Assessing large language models for acute heart failure classification and information extraction from French clinical notes.
Journal:
Computers in biology and medicine
Published Date:
Jun 19, 2025
Abstract
Understanding acute heart failure (AHF) remains a significant challenge, as many clinical details are recorded in unstructured text rather than structured data in electronic health records (EHRs). In this study, we explored the use of large language models (LLMs) to automatically identify AHF hospitalizations and extract accurate AHF-related clinical information from clinical notes. Based on clinical notes from the Nantes University Hospital in France, we used a general-purpose LLM, Qwen2-7B, and evaluated its performance against a French biomedical pretrained model, DrLongformer.
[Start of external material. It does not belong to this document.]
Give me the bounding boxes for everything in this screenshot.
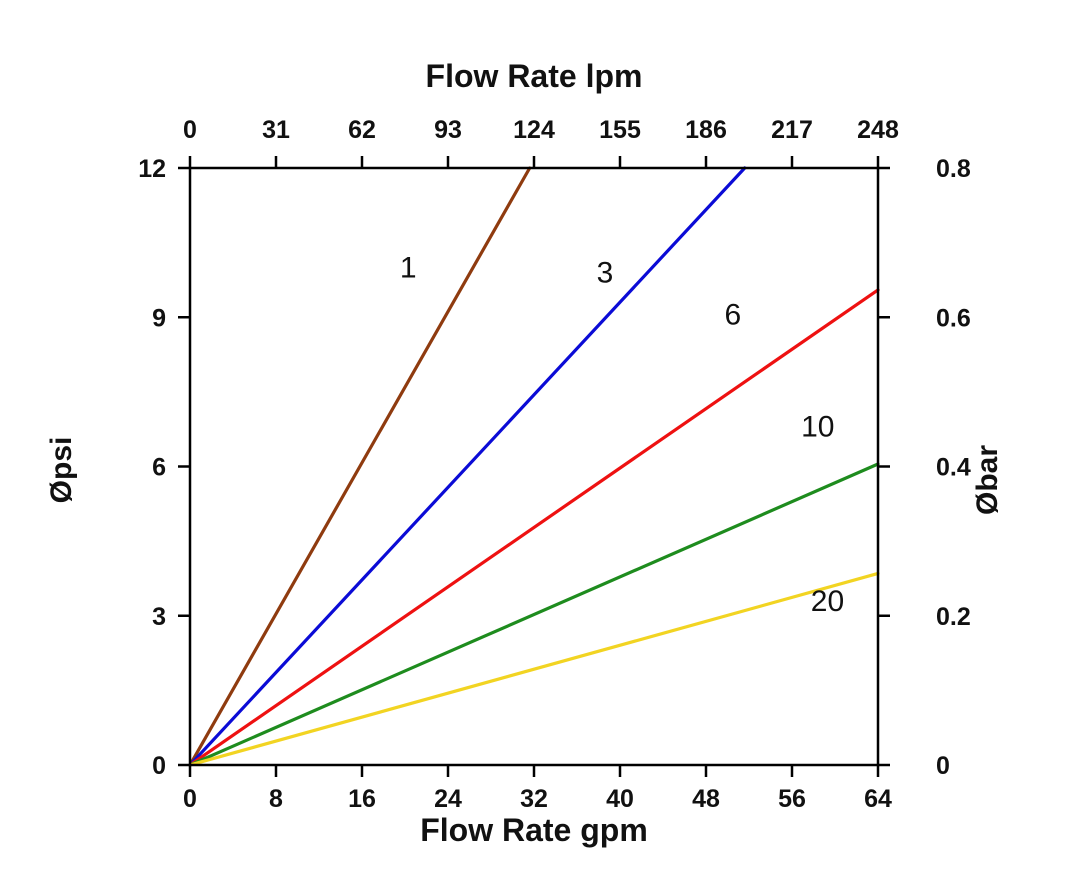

We explored supervised fine-tuning and in-context learning techniques, such as few-shot and chain-of-thought prompting, and performed an ablation study to analyze the impact of data volume and annotation characteristics on model performance. Our results demonstrated that DrLongformer achieved superior performance in classifying AHF hospitalizations, with an F1 score of 0.878 compared to 0.80 for Qwen2-7B, and similarly outperformed in extracting most of the clinical information. However, Qwen2-7B showed better performance in extracting quantitative outcomes when fine-tuned on the training set (typically weight and body mass index, for example). Our ablation study revealed that the number of clinical notes used in training is a significant factor influencing model performance, but improvements plateaued after 250 documents. Additionally, we observed that longer annotations negatively impact model training and downstream performance. The findings highlight the potential of small language models-which can be hosted on-premise in hospitals and integrated with EHRs-to improve real-world data collection and identify complex medical symptoms such as acute heart failure.